Fletch turned off the tape recorder and stood for a moment in front of the divan, studying the Disderi—four photographs of a dreadfully unattractive woman in nineteenth-century bathing costume. In it were so many truths: the truth of momentary fashion, the truth of what the woman thought of herself, thought of the experience of being photographed, the hard truth of the camera.
Fletch put down the microphone and rewound the Alan Stanwyk tape.
Wandering around the room, he listened to the tape, his own voice droning on, at first against a background of traffic noise, then in the silence of this same room, remembering that at first, less than a week ago, he wasn’t sure who Alan Stanwyk was.
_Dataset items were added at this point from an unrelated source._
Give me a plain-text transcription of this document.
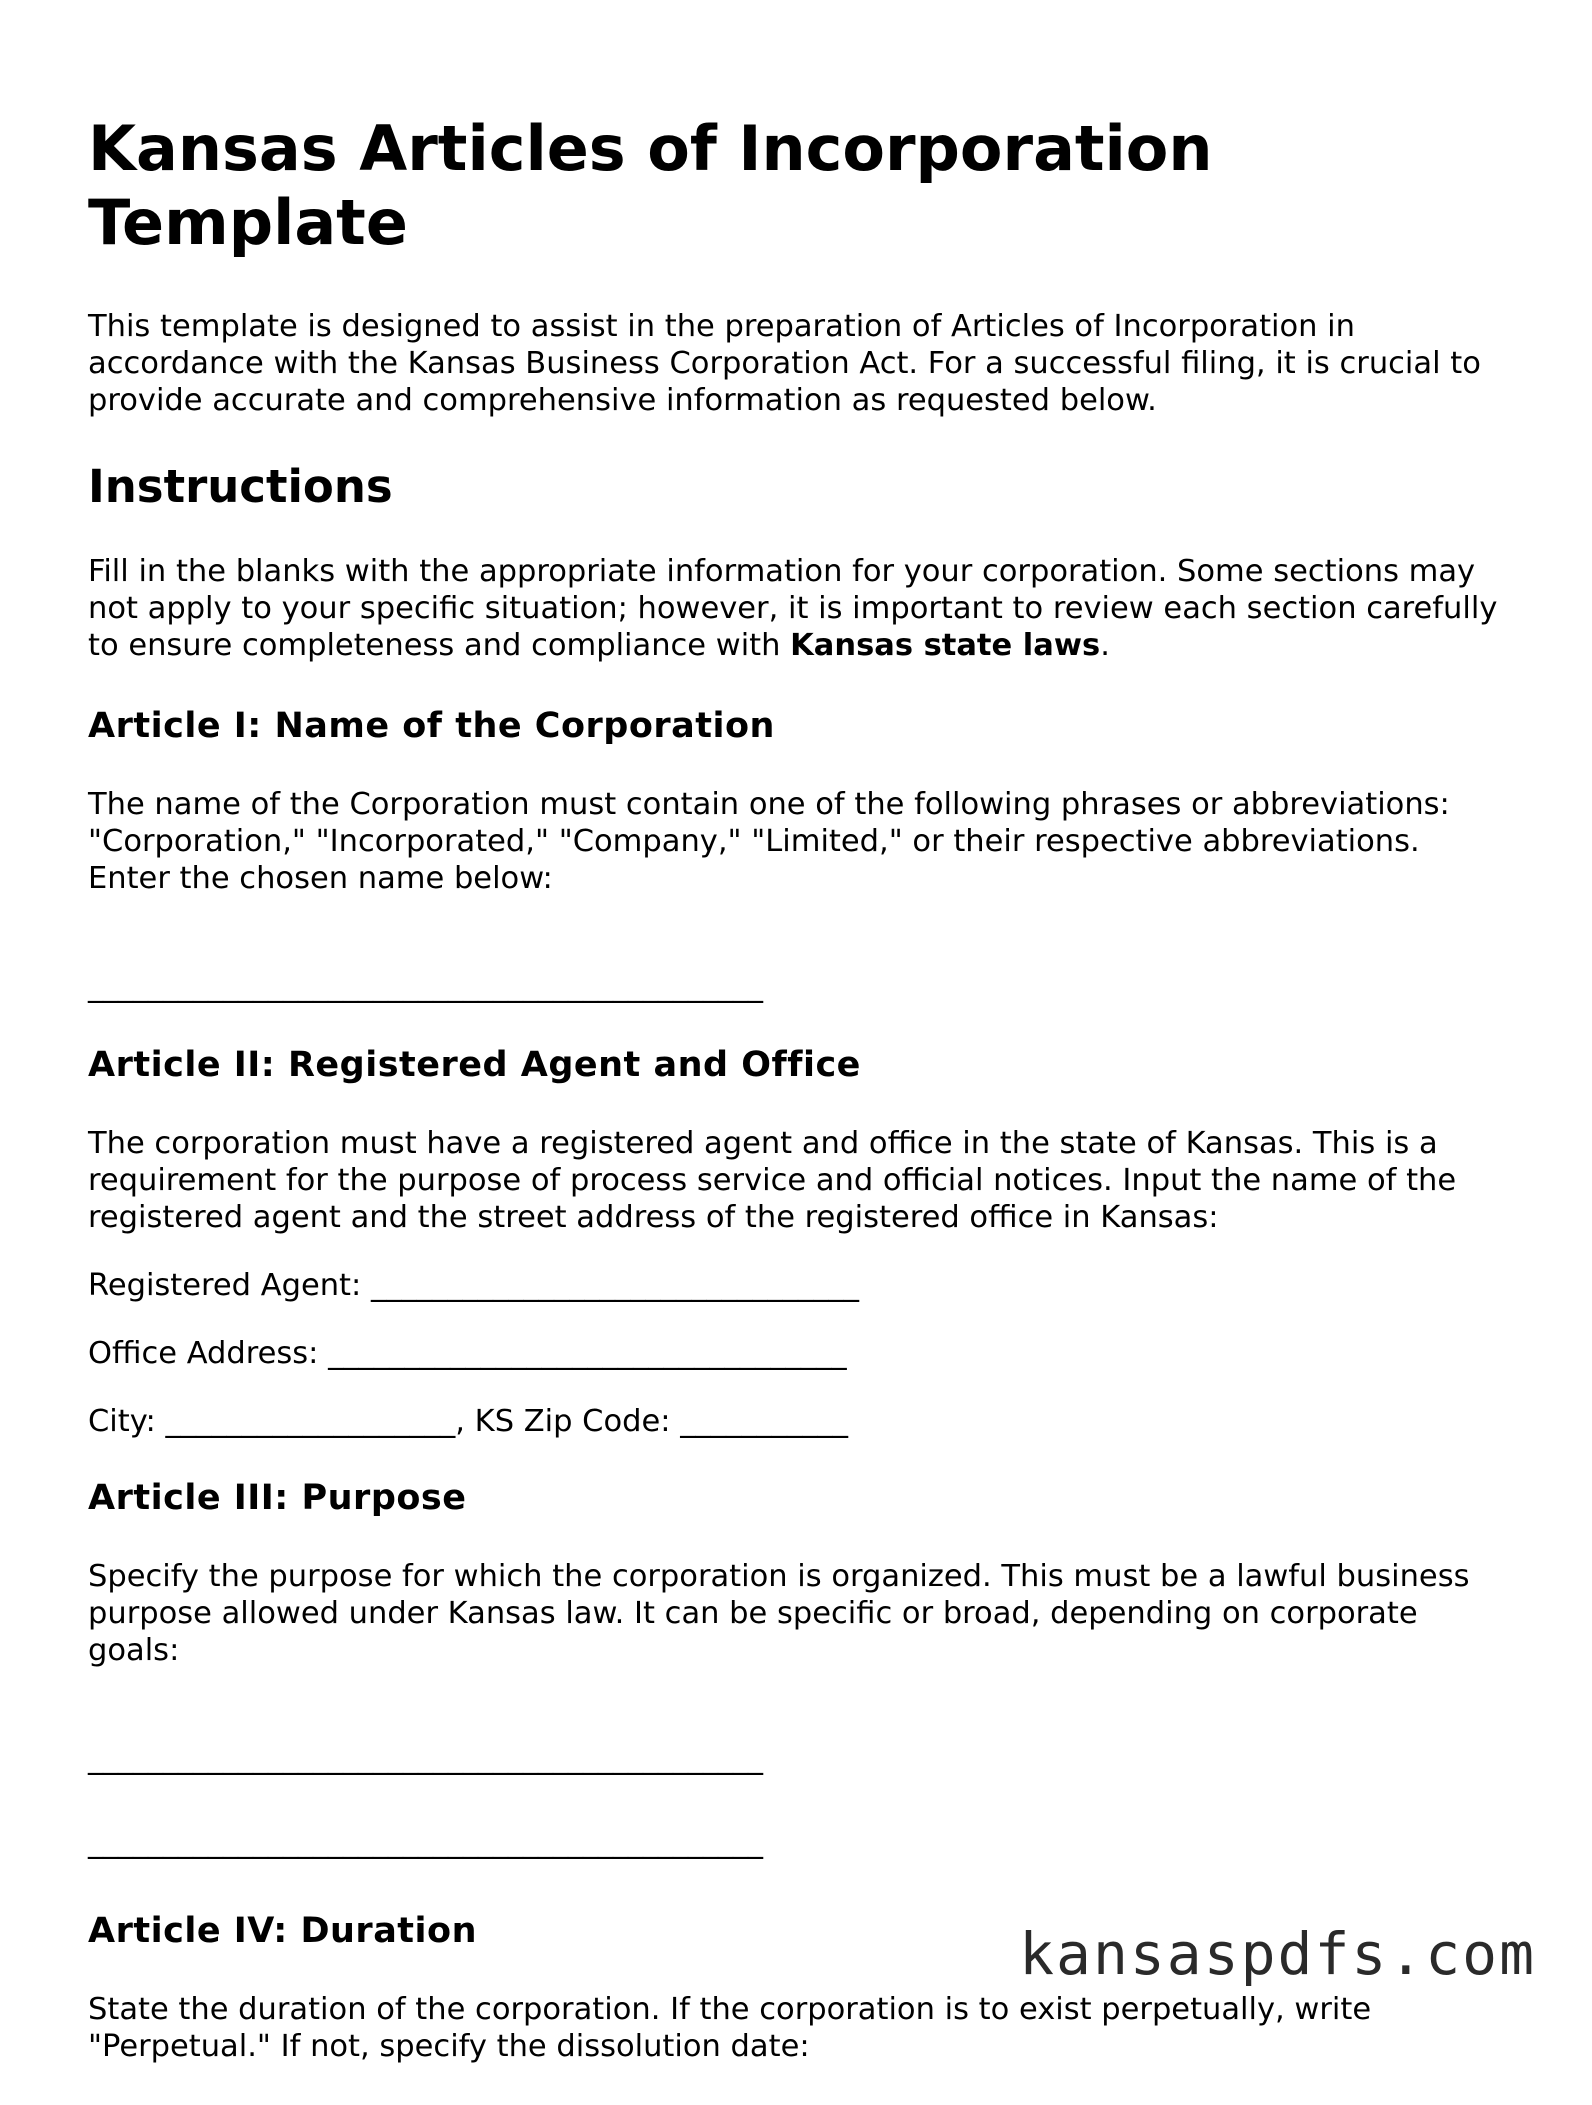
Kansas Articles of Incorporation Template

This template is designed to assist in the preparation of Articles of Incorporation in accordance with the Kansas Business Corporation Act. For a successful filing, it is crucial to provide accurate and comprehensive information as requested below.

Instructions

Fill in the blanks with the appropriate information for your corporation. Some sections may not apply to your specific situation; however, it is important to review each section carefully to ensure completeness and compliance with Kansas state laws.

Article I: Name of the Corporation

The name of the Corporation must contain one of the following phrases or abbreviations: "Corporation," "Incorporated," "Company," "Limited," or their respective abbreviations. Enter the chosen name below:

_____________________________________________
Article II: Registered Agent and Office

The corporation must have a registered agent and office in the state of Kansas. This is a requirement for the purpose of process service and official notices. Input the name of the registered agent and the street address of the registered office in Kansas:

Registered Agent: ________________________________
Office Address: __________________________________
City: ___________________, KS Zip Code: ___________
Article III: Purpose

Specify the purpose for which the corporation is organized. This must be a lawful business purpose allowed under Kansas law. It can be specific or broad, depending on corporate goals:

_____________________________________________
_____________________________________________
Article IV: Duration

State the duration of the corporation. If the corporation is to exist perpetually, write "Perpetual." If not, specify the dissolution date:

kansaspdfs.com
The voice continued, not always succeeding in separating fact from speculation, observation from intuition, but nevertheless cutting through to a reasonable sketch of a man, his life and affairs: Alan Stanwyk.
Fletch played the tape again, going over the six days in his mind, trying to remember the smaller observations and impressions he had failed to record on the tape—clearly irrelevant matters. Joan Stanwyk was visibly lonely and drinking martinis before lunch on the Saturday her husband was flying an experimental airplane in Idaho. Dr. Joseph Devlin had answered the phone too fast when he heard the call concerned Alan Stanwyk—and he did not appear to question that the call had come from the insurance company. Sandra Faulkner’s apartment had been burglarized, apparently by a child. Burt Eberhart thought Alan’s daughter, Julie Stanwyk, a brat. Alan Stanwyk did not use the cigarette lighter on the dashboard of his car. He, Fletch, had not yet bought a pair of gloves. Fletch sat on the divan again and picked up the microphone.